RUU PDP, Pakar Hukum Sebut Perlu Komisi Perlindungan Data

CNN Indonesia | Rabu, 01/07/2020 16:36 WIB
Close-up image of employer reading cv of job candidate Ilustrasi data pribadi. (Istock/DragonImages)
Jakarta, CNN Indonesia --

Pakar hukum telematika dari Universitas Indonesia Edmon Makarim mengusulkan Rancangan Undang-undang Perlindungan Data Pribadi (RUU PDP) mengatur pembentukan komisi independen yang bertugas mengawasi perlindungan data pribadi.

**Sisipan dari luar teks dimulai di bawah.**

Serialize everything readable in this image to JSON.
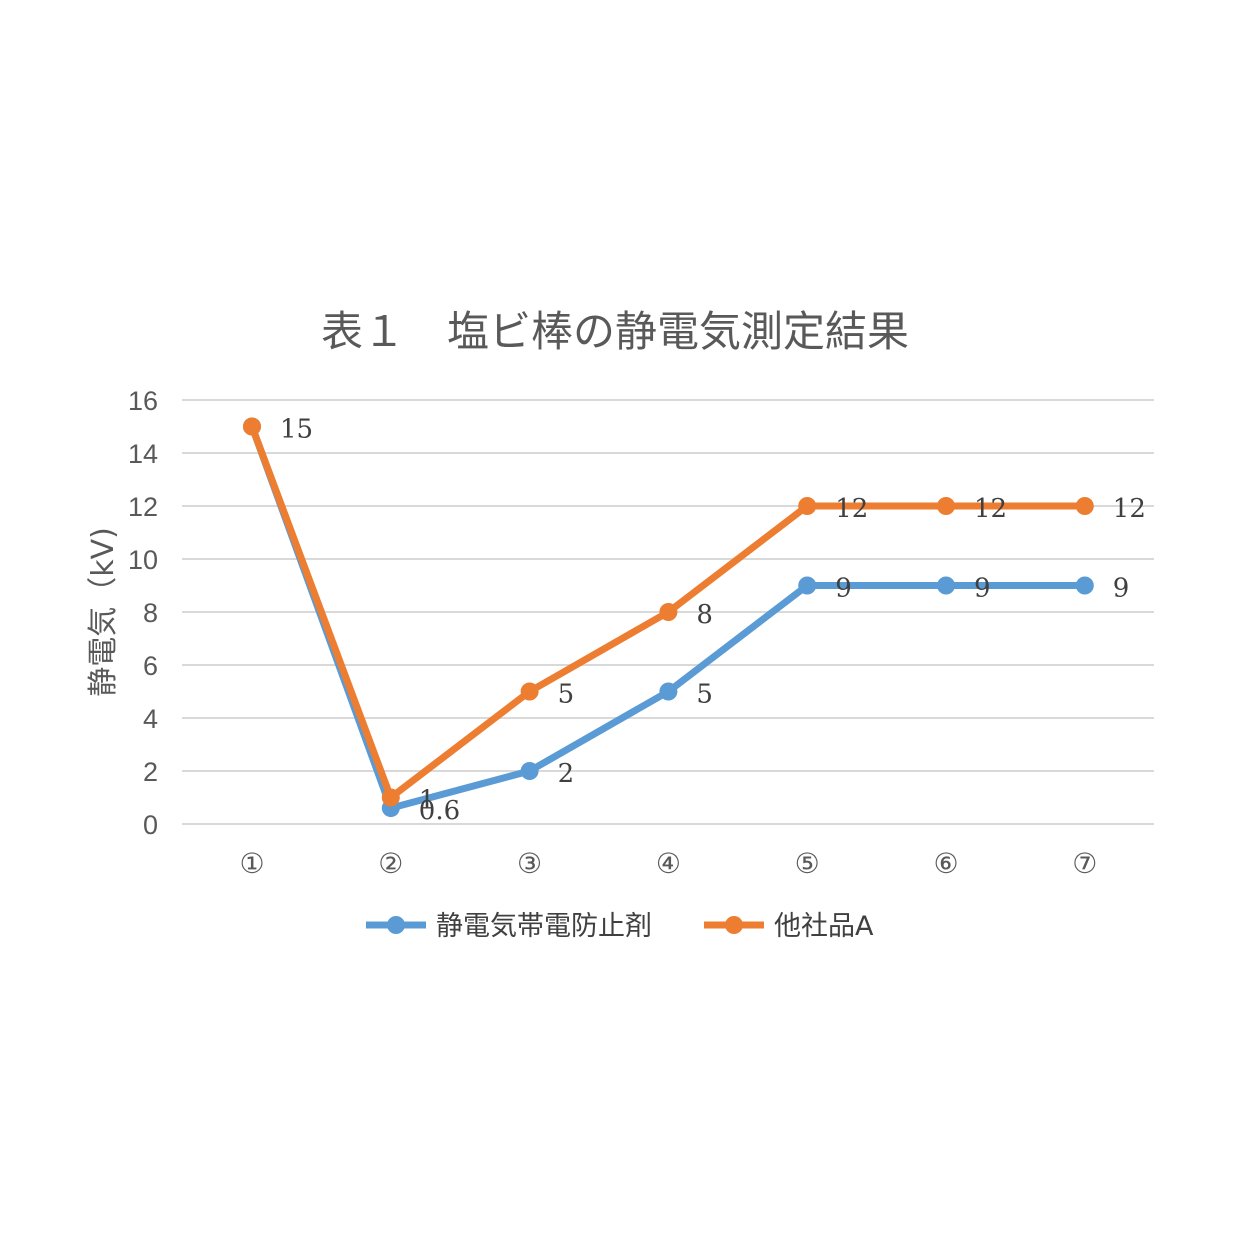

Edmon menilai komisi itu diperlukan untuk menjamin perlindungan data pribadi masyarakat Indonesia dari penyalahgunaan, termasuk oleh pemerintah.

"Sayangnya di RUU PDP kita tidak ada rumusan, harusnya ada komisi independen untuk melindungi data pribadi," kata Edmon dalam Rapat Dengar Pendapat Umum (RDPU) Komisi I DPR RI tentang RUU PDP di Kompleks Parlemen, Jakarta, Rabu (1/7).


Edmon menuturkan ada dua entitas yang berpotensi melakukan abuse terhadap data pribadi. Keduanya yakni korporasi dan administrasi negara.

Ia pun mengingatkan bahwa negara tidak serta-merta punya kewenangan mengelola seluruh data pribadi warga negara. Dia mencontohkan saat mengurus pembuatan SIM, negara tidak boleh meminta data lokasi kontrakan warga negara.

Senada, Ketua Cyber Law Center Fakultas Hukum Universitas Padjajaran (Unpad) Sinta Dewi Rosad menyebut komisi perlindungan data pribadi harus bersifat independen. Sebab, tugas mereka adalah mengawasi swasta dan pemerintah dalam pengelolaan data pribadi.

"Bagaimana caranya mengawasi jika masih berada di bawah pemerintah," ujar Sinta.

Ia menyebut ada opsi lain, yakni komisi itu tak langsung bersifat independen. Contohnya di Singapura dan Malaysia, kata dia, komisi itu awalnya dibentuk di bawah Kementerian Komunikasi dan Informasi.

Kemudian setelah komisi itu matang dan kasus perlindungan data pribadi semakin banyak, pemerintah melepaskannya. Akhirnya lembaga itu pun beralih menjadi komisi independen.

Komisi I DPR RI berencana menuntaskan pembahasannya tahun ini dengan tak memasukkannya dalam daftar RUU yang akan ditunda dari 2020.RUU PDP adalah aturan inisiatif pemerintah. RUU ini telah masuk Prolegnas Prioritas Tahun 2020.